Myrick was diagnosed with prostate cancer last year and has been in the battle of his life. Being sick hasn't inhibited his drive to serve. Besides Habitat, his causes include Aid to Distressed Families of Appalachian Counties (ADFAC), another charity that provides homes. He's on the board of directors for Living Waters – a charity that builds clean water systems in underserved areas such as Haiti but also in East Tennessee. He led an effort to buy the local Red Cross an emergency response vehicle.

He and Teresa have a place up near Mountain City they call Shady Valley. A Christmas tree farm there supports the American Cancer Society. They also run Jericho Farms and have supported the Oak Ridge Farmer's Market for more than a decade.

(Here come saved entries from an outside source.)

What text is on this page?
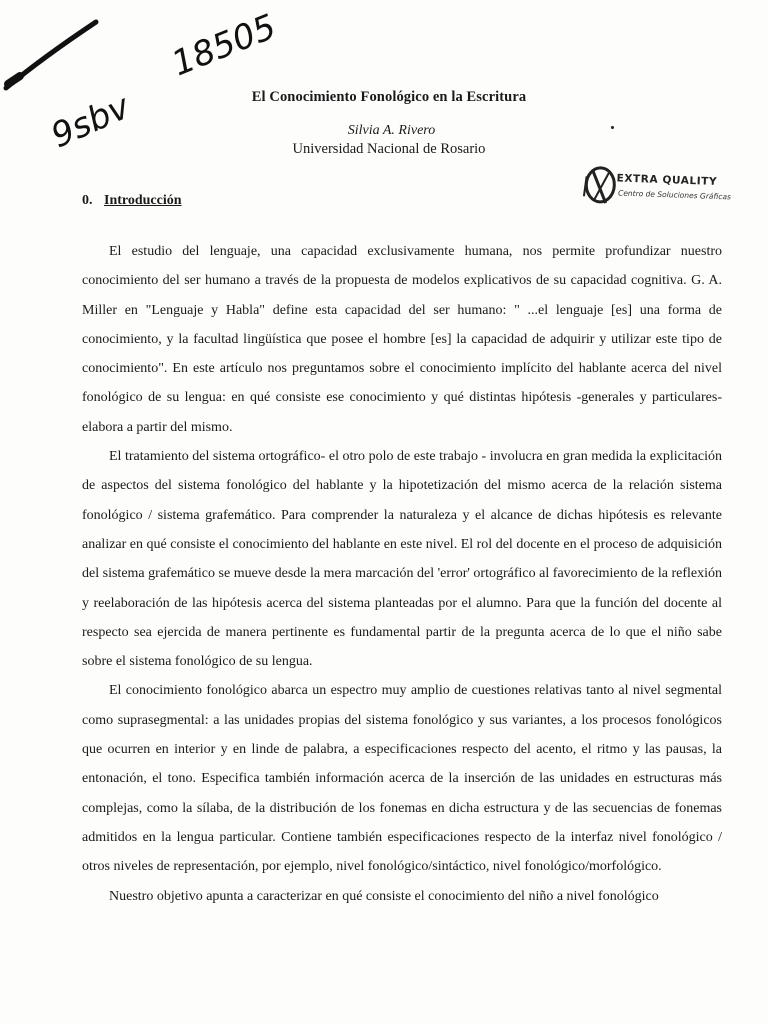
18505
9sbv	El Conocimiento Fonológico en la Escritura
Silvia A. Rivero
Universidad Nacional de Rosario
EXTRA QUALITY
Centro de Soluciones Gráficas
0. Introducción

El estudio del lenguaje, una capacidad exclusivamente humana, nos permite profundizar nuestro conocimiento del ser humano a través de la propuesta de modelos explicativos de su capacidad cognitiva. G. A. Miller en "Lenguaje y Habla" define esta capacidad del ser humano: " ...el lenguaje [es] una forma de conocimiento, y la facultad lingüística que posee el hombre [es] la capacidad de adquirir y utilizar este tipo de conocimiento". En este artículo nos preguntamos sobre el conocimiento implícito del hablante acerca del nivel fonológico de su lengua: en qué consiste ese conocimiento y qué distintas hipótesis -generales y particulares- elabora a partir del mismo.

El tratamiento del sistema ortográfico- el otro polo de este trabajo - involucra en gran medida la explicitación de aspectos del sistema fonológico del hablante y la hipotetización del mismo acerca de la relación sistema fonológico / sistema grafemático. Para comprender la naturaleza y el alcance de dichas hipótesis es relevante analizar en qué consiste el conocimiento del hablante en este nivel. El rol del docente en el proceso de adquisición del sistema grafemático se mueve desde la mera marcación del 'error' ortográfico al favorecimiento de la reflexión y reelaboración de las hipótesis acerca del sistema planteadas por el alumno. Para que la función del docente al respecto sea ejercida de manera pertinente es fundamental partir de la pregunta acerca de lo que el niño sabe sobre el sistema fonológico de su lengua.

El conocimiento fonológico abarca un espectro muy amplio de cuestiones relativas tanto al nivel segmental como suprasegmental: a las unidades propias del sistema fonológico y sus variantes, a los procesos fonológicos que ocurren en interior y en linde de palabra, a especificaciones respecto del acento, el ritmo y las pausas, la entonación, el tono. Especifica también información acerca de la inserción de las unidades en estructuras más complejas, como la sílaba, de la distribución de los fonemas en dicha estructura y de las secuencias de fonemas admitidos en la lengua particular. Contiene también especificaciones respecto de la interfaz nivel fonológico / otros niveles de representación, por ejemplo, nivel fonológico/sintáctico, nivel fonológico/morfológico.

Nuestro objetivo apunta a caracterizar en qué consiste el conocimiento del niño a nivel fonológico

The Myricks have been a formidable team in civic involvement, so much so that Anderson County Habitat for Humanity is honoring the couple with the dedication of the summer project, which will be in the Heiskell community near their home. An April 29 reception to raise funds for the project honored Tim and the equally involved Teresa.

"Teresa has worked on Habitat women's builds, the Farmer's Market and at Jericho Farms," Myrick said. "Any time you do a lot, the partner helps make that happen."
 
As somebody who likes to build stuff, Myrick has made sure he never runs out of things to do. For instance, a supermarket bought his church's land, so he's involved in building a new church.

UT-Battelle arrived at ORNL in 2000 with a revitalization plan that was placed in Myrick's capable hands. When UT-Battelle decided to lead the renovation of Oak Ridge High School, Myrick was handed the reins of that project, too. A colleague sparked his interest in Habitat for Humanity.

"Tom Row got me involved in Habitat when the first house was built in Anderson County. I had always worked with ADFAC, which is older. Low-income housing was always very important to me, so I got involved with both. I decided to be involved in every house. Volunteers put in more effort, but I've been involved in some way," he said.

The Myricks' enthusiasm has spilled over. UT-Battelle and ORNL staff members have supported construction projects for the area agencies over the years through volunteer craft support, donated funds and hours of labor. Low-income housing has been central to UT-Battelle's community outreach efforts.

UT-Battelle and Oak Ridge Associated Universities are each contributing $10,000 to the Habitat for Humanity project. All surplus funds raised will be used to build or rehab additional homes or to fund "A Brush With Kindness" projects, which involve exterior repairs to homes of low-income families.

Myrick's illness has rocked the Oak Ridge community he has served so selflessly. For his part, Myrick, who retired from ORNL in 2004, has never stopped contributing, and won't if he can help it.

"It looked pretty grim a couple of months ago.  But the chemo's gone real well, and it's encouraging. I'm feeling better. You know, 'Kill the beast,'" he said.

"If I have one more summer of building, I'm glad it's a new house – for one more family."